La Segregación es el claro sentimiento de que hay y siempre habrá en mí una división, una oposición entre el alma y el espíritu. La unidad nunca será completa. Esta impresión me empuja a desconfiar de mí mismo y, por supuesto, a aceptar lo que Dios quiera proveer.
En cualquier caso, no hay que olvidar que, en demasiadas ocasiones, las formalidades, los detalles de la Liturgia o su interpretación, provocan hoy divisiones entre nosotros.
En particular, el Evangelio de hoy se refiere a las purificaciones como “tradiciones humanas”. La purificación es un acto del Espíritu Santo al que debemos responder con la misma perseverancia con la que Él lo ejerce en nosotros. Hoy, cuando la sociedad está cada vez más sensibilizada con los problemas de la contaminación ambiental, debemos aprovechar esta concienciación para comprender mejor el alcance de la verdadera purificación: evitar lo que es ajeno “al ambiente” que es el reino de los cielos, no dejar que “lo que sale del corazón” deteriore nuestra relación con Dios y con el prójimo.

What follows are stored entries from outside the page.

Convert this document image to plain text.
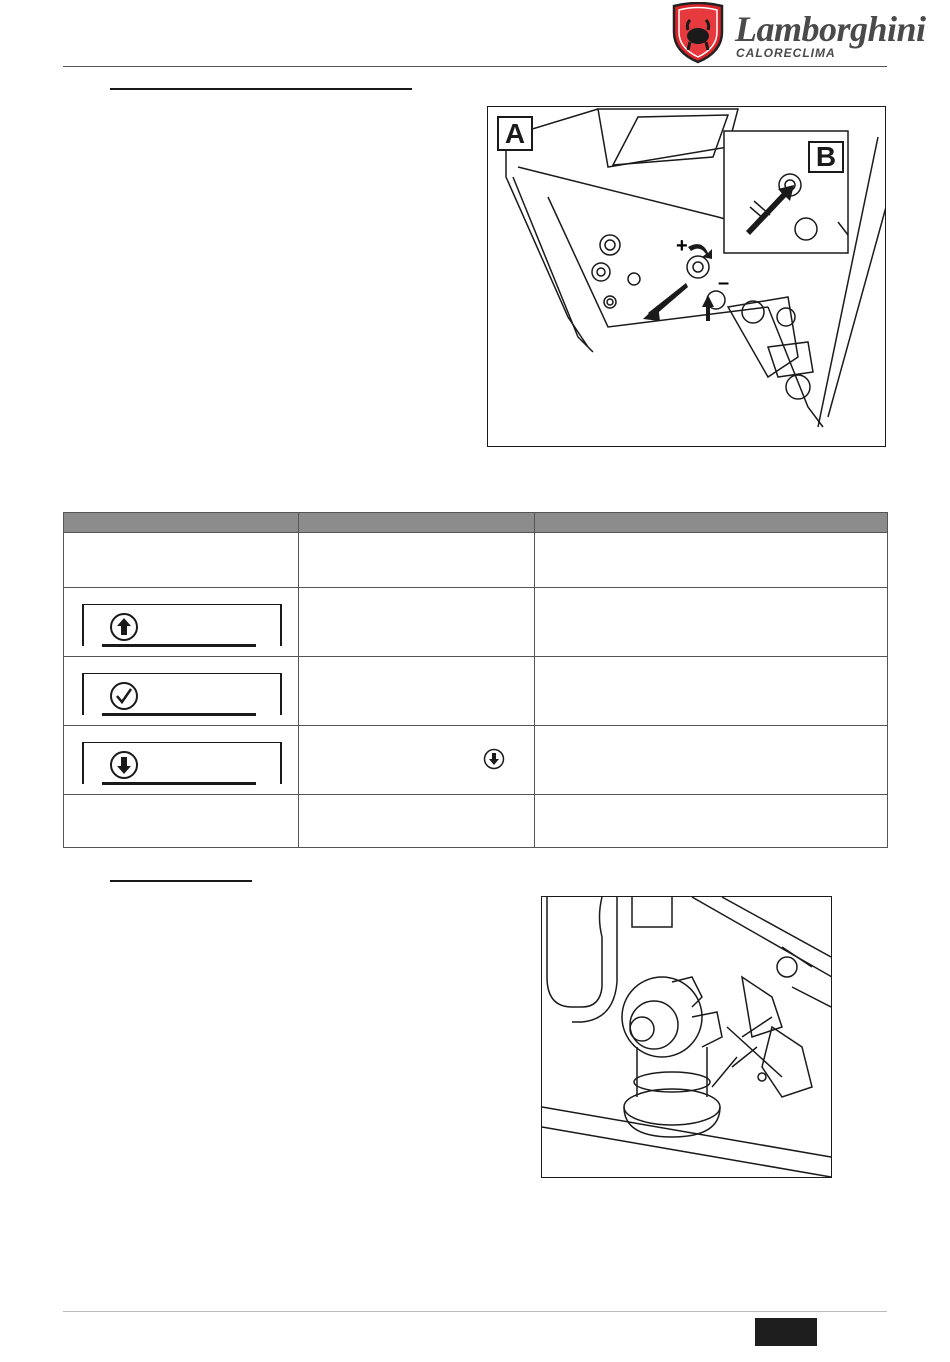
Lamborghini
CALORECLIMA
+
–
A
B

En el Evangelio de hoy, los fariseos y los escribas critican las acciones de los discípulos. Están encontrando fallos en lo que hacen. Y, según los criterios de la época, sí que estaban infringiendo la ley judía. Pero Jesús se vuelve contra ellos y señala con acierto que lo que está verdaderamente mal son las cosas que salen del interior de una persona. Y no hay nada peor dentro de nosotros que criticar a los demás sin preocuparse de mirarse a sí mismo.

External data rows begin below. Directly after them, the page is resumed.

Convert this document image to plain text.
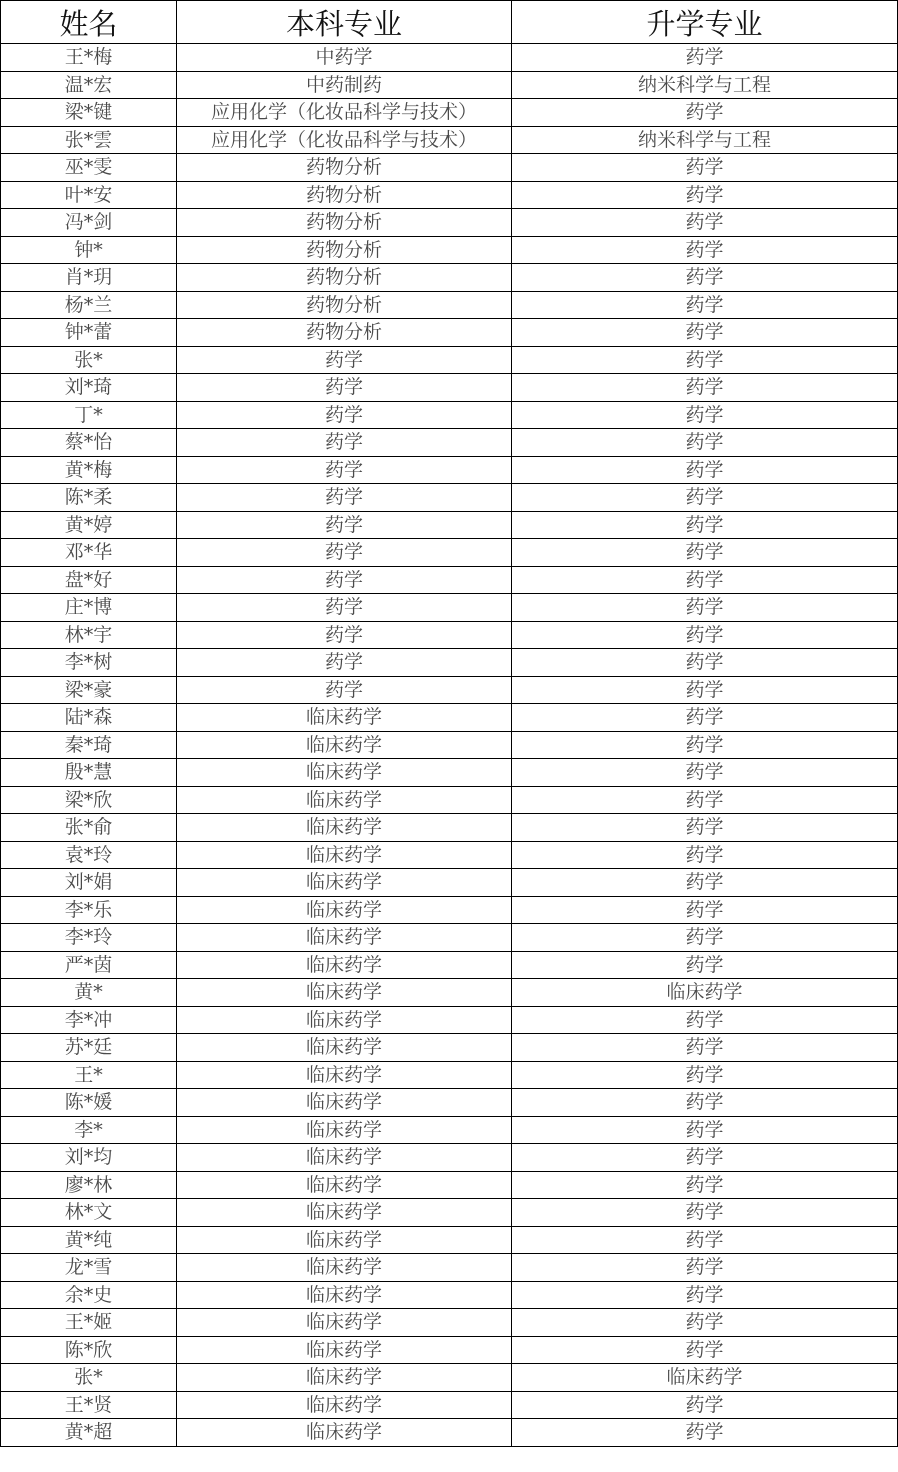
姓名	本科专业	升学专业
王*梅	中药学	药学
温*宏	中药制药	纳米科学与工程
梁*键	应用化学（化妆品科学与技术）	药学
张*雲	应用化学（化妆品科学与技术）	纳米科学与工程
巫*雯	药物分析	药学
叶*安	药物分析	药学
冯*剑	药物分析	药学
钟*	药物分析	药学
肖*玥	药物分析	药学
杨*兰	药物分析	药学
钟*蕾	药物分析	药学
张*	药学	药学
刘*琦	药学	药学
丁*	药学	药学
蔡*怡	药学	药学
黄*梅	药学	药学
陈*柔	药学	药学
黄*婷	药学	药学
邓*华	药学	药学
盘*好	药学	药学
庄*博	药学	药学
林*宇	药学	药学
李*树	药学	药学
梁*豪	药学	药学
陆*森	临床药学	药学
秦*琦	临床药学	药学
殷*慧	临床药学	药学
梁*欣	临床药学	药学
张*俞	临床药学	药学
袁*玲	临床药学	药学
刘*娟	临床药学	药学
李*乐	临床药学	药学
李*玲	临床药学	药学
严*茵	临床药学	药学
黄*	临床药学	临床药学
李*冲	临床药学	药学
苏*廷	临床药学	药学
王*	临床药学	药学
陈*媛	临床药学	药学
李*	临床药学	药学
刘*均	临床药学	药学
廖*林	临床药学	药学
林*文	临床药学	药学
黄*纯	临床药学	药学
龙*雪	临床药学	药学
余*史	临床药学	药学
王*姬	临床药学	药学
陈*欣	临床药学	药学
张*	临床药学	临床药学
王*贤	临床药学	药学
黄*超	临床药学	药学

De lo que hablamos aquí es de la tentación que tenemos de criticar el comportamiento de los demás porque difiere del nuestro. A menudo olvidamos que el Evangelio no es una herramienta con la que medimos las acciones de los demás. Más bien, el Evangelio es un espejo, un verdadero Espíritu, con el que nos examinamos a nosotros mismos. Hace falta valor para mirarse en el espejo y un valor aún mayor para cambiar lo que vemos. Pero a menos que estemos dispuestos a darnos cuenta de que la única persona a la que podemos cambiar es a nosotros mismos y a menos que estemos dispuestos a empezar a hacer esos cambios, acabamos desperdiciando nuestras vidas. Miramos a los demás en lugar de mirarnos a nosotros mismos. Y la verdad es que cuando miramos a los demás, por diversas razones nos fijamos mucho en sus debilidades. Y cuando hacemos eso desperdiciamos nuestras vidas y apenas contribuimos a la construcción del reino de Dios en nuestro mundo.
En una ocasión, un joven de 24 años viajaba con su padre en un tren. Y, mirando por la ventana, exclamó: Oh, mira papá, los árboles están corriendo hacia atrás. Poco después, dijo: Mira papá, las nubes nos siguen.
Una joven pareja, sin poder aguantar más, le dijo al padre: Señor, debería llevar a su hijo a un buen médico. El padre sonrió y dijo: Ya lo hice, acabamos de salir del hospital. Mi hijo era ciego de nacimiento. No podía ver y hoy puede ver por primera vez.
Juzgamos sin conocer la historia de las personas. Pero, lo que es peor, sin saber lo que Dios está obrando en sus corazones. Ese fue el caso de los fariseos y, más a menudo de lo que pensamos, nos puede pasar a nosotros.